Tories knew the vaccine would lift the national mood. But they also saw last month’s grim landmark of 100,000 Covid casualties, a statistic made more shocking when one considers that more than half those deaths occurred since November.
Yet Mr Johnson can celebrate the UK’s vaccine programme and depict it as a validation of Brexit. Remainers will quibble but few can doubt the political fallout had his decision to opt out of the EU vaccine scheme gone the wrong way.
Things can still go wrong — virus mutation for one — but Mr Johnson is showing the renewed confidence that breeds authority. His approval ratings are recovering, especially among Tories. Talk of a leadership challenge has slowed to a dribble.
But this latest great escape in a preposterously Teflon career offers a second chance for Mr Johnson’s premiership only if he learns the right lessons. BoJo may have regained his mojo but that is precisely when his government is most prone to mistakes.
One wrong lesson would be succumbing too quickly to the desire and pressure to return to normal again, easing lockdown restrictions further and faster than is prudent.
Another error would be seeing the vaccine task force as a model for all future problems. Agility and outside expertise must be part of the mix, but this is not a one-size solution. Success also depended on NHS planning to deliver the jabs.
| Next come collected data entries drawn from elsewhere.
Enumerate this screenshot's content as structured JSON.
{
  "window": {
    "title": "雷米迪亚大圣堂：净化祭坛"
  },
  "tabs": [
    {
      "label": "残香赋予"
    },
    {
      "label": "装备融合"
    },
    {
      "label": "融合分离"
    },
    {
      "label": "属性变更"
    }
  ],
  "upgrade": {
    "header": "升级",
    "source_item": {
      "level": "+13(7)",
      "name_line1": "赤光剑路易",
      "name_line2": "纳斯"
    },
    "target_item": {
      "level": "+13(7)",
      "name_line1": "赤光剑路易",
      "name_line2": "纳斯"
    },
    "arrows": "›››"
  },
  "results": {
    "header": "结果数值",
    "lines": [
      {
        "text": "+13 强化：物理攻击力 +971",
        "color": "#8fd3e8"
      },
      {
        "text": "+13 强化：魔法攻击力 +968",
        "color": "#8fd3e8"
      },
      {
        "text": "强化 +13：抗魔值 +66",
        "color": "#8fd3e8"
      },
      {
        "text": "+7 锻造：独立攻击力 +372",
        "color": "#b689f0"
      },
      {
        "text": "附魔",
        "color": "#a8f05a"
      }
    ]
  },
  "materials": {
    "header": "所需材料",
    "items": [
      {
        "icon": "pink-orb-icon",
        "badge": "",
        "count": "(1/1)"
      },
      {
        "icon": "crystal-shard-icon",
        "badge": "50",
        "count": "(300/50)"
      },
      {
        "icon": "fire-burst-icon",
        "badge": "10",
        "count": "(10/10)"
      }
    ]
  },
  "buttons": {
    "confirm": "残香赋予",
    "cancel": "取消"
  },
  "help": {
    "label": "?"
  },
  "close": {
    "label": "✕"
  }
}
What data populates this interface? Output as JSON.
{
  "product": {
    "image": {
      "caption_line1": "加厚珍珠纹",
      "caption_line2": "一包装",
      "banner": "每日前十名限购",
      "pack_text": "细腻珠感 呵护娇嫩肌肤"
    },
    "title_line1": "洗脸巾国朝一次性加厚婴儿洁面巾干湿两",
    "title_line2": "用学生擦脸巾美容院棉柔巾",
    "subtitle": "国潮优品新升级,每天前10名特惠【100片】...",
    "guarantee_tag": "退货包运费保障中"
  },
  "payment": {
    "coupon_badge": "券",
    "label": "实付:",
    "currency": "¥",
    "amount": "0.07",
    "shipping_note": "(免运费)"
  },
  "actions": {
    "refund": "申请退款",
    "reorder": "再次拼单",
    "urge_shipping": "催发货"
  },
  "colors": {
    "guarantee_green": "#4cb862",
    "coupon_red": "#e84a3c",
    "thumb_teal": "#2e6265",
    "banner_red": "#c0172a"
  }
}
Equally Mr Johnson’s reliance on friends, defensible perhaps in a crisis, has often backfired. As head of the vaccine task force, Kate Bingham was a triumph; Dido Harding, head of test and trace, not so much.
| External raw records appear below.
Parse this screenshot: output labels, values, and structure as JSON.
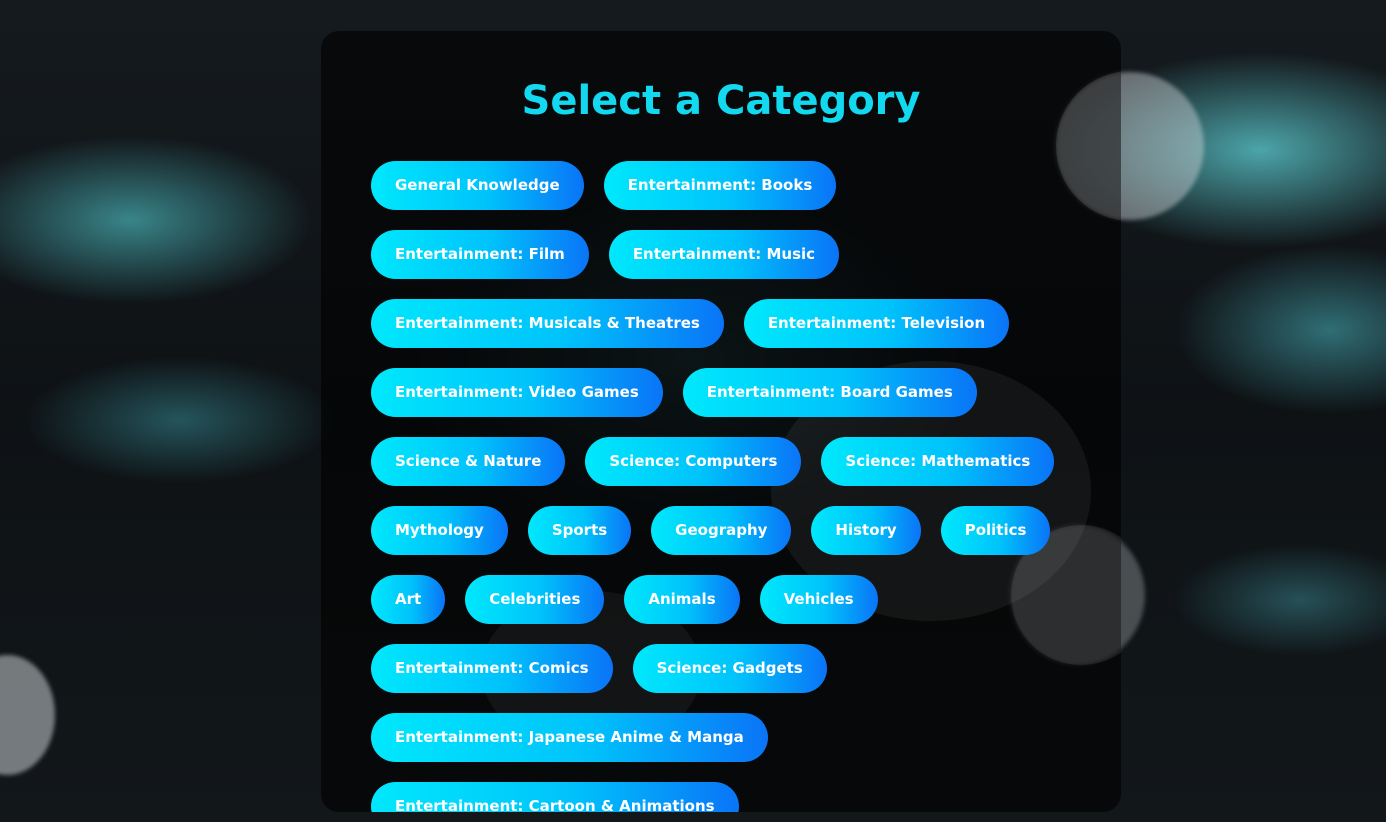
{
  "page": {
    "title": "Select a Category"
  },
  "colors": {
    "title": "#12d9f0",
    "chip_gradient_start": "#00e8fc",
    "chip_gradient_end": "#0a74f7",
    "chip_text": "#ffffff",
    "card_background": "rgba(0,0,0,0.62)"
  },
  "categories": [
    "General Knowledge",
    "Entertainment: Books",
    "Entertainment: Film",
    "Entertainment: Music",
    "Entertainment: Musicals & Theatres",
    "Entertainment: Television",
    "Entertainment: Video Games",
    "Entertainment: Board Games",
    "Science & Nature",
    "Science: Computers",
    "Science: Mathematics",
    "Mythology",
    "Sports",
    "Geography",
    "History",
    "Politics",
    "Art",
    "Celebrities",
    "Animals",
    "Vehicles",
    "Entertainment: Comics",
    "Science: Gadgets",
    "Entertainment: Japanese Anime & Manga",
    "Entertainment: Cartoon & Animations"
  ]
}
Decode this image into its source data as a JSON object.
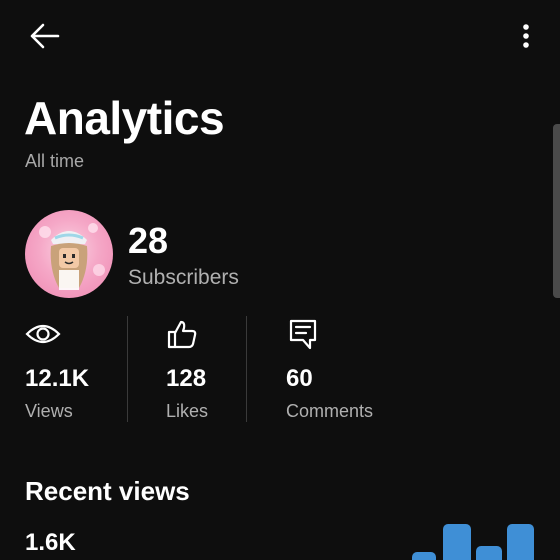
{
  "header": {
    "back_icon": "arrow-left-icon",
    "menu_icon": "more-vertical-icon"
  },
  "page": {
    "title": "Analytics",
    "subtitle": "All time"
  },
  "channel": {
    "subscriber_count": "28",
    "subscriber_label": "Subscribers"
  },
  "stats": [
    {
      "icon": "eye-icon",
      "value": "12.1K",
      "label": "Views"
    },
    {
      "icon": "thumbs-up-icon",
      "value": "128",
      "label": "Likes"
    },
    {
      "icon": "comment-icon",
      "value": "60",
      "label": "Comments"
    }
  ],
  "recent": {
    "title": "Recent views",
    "value": "1.6K"
  },
  "colors": {
    "background": "#0e0e0e",
    "text": "#ffffff",
    "muted": "#b0b0b0",
    "accent_bar": "#3f8fd6"
  }
}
One message that has been heeded is the need for a less mercurial Downing Street operation. The impact of Dan Rosenfeld, the new chief of staff, and Allegra Stratton, the chief spokesperson, is already beginning to show. A cabinet reshuffle is likely in the summer to weed out underperformers. Some detect signs of the new professionalism in the refusal to gloat over the EU’s vaccine issues, although it says something about what went before that basic diplomatic sense is seen as an achievement.
Another lesson is on when to resist Treasury orthodoxy. Focus on the costs of the pandemic drove errors that swelled later waves. Now Mr Johnson must avoid retrenching too fast. Next month’s Budget is a time more for signals than significant clawbacks.
Even so, the next years will be lived in the pandemic’s economic shadow. Spending priorities will be a battleground and hard choices demanded of MPs. Mr Johnson must apply the same discipline to himself and give clear direction. Aside from his “levelling-up” and green agenda, that means rallying his party behind a few major priorities.
High on this list must be finally tackling the UK’s shamefully underfunded social care system. Strikingly, money for this is regularly cited by ministers when arguing against calls to make permanent the £20 a week temporary increase in universal credit. Post-pandemic, raising tax for health and social care may also be more sellable.
Another priority will be delivering the contentious planning reforms needed to deliver more homes. It can be presented as a down payment to the younger generations who will be the long-term victims of the pandemic.
Underscoring these choices will be what remains Mr Johnson’s most telling piece of political self-description. He once described himself as a “Brexity Hezza” — a reference to the former deputy prime minister Michael Heseltine whose interventionist instincts set him at odds with traditional Thatcherites.
Having done the Brexity bit, Mr Johnson’s mission is to finish reimagining the Tories as a party committed to public services and unafraid to intervene to reshape the economy.
Johnsonian conservatism retains an instinctive support for private enterprise and lower tax but without a neuralgic aversion to the state or dogmatic enthusiasm for tax cuts. It means a more active state and greater focus on the condition of society. The tax burden will rise. Some of the economic strategy aligns with a supply-side agenda but other aspects challenge small-state Tories. But his instincts chime more readily than theirs with voters.
Scepticism is required. The challenges are immense. Scotland is likely to flare into a full constitutional crisis, economic pressures will constrain his ambitions and Brexit’s costs remain. And while he talks about helping the “left-behinds” there is too often a lack of empathy when their needs clash with his political positions. There is a gulf between concept and delivery, and his temperament is more moonshots than manager. The coming period demands a more deliberate approach.
Incredibly, and some will say unjustly, the prime minister has a second chance to define and embed his vision. If he is to seize it then the leader who emerges from this crisis needs to be very different to the man who went into it.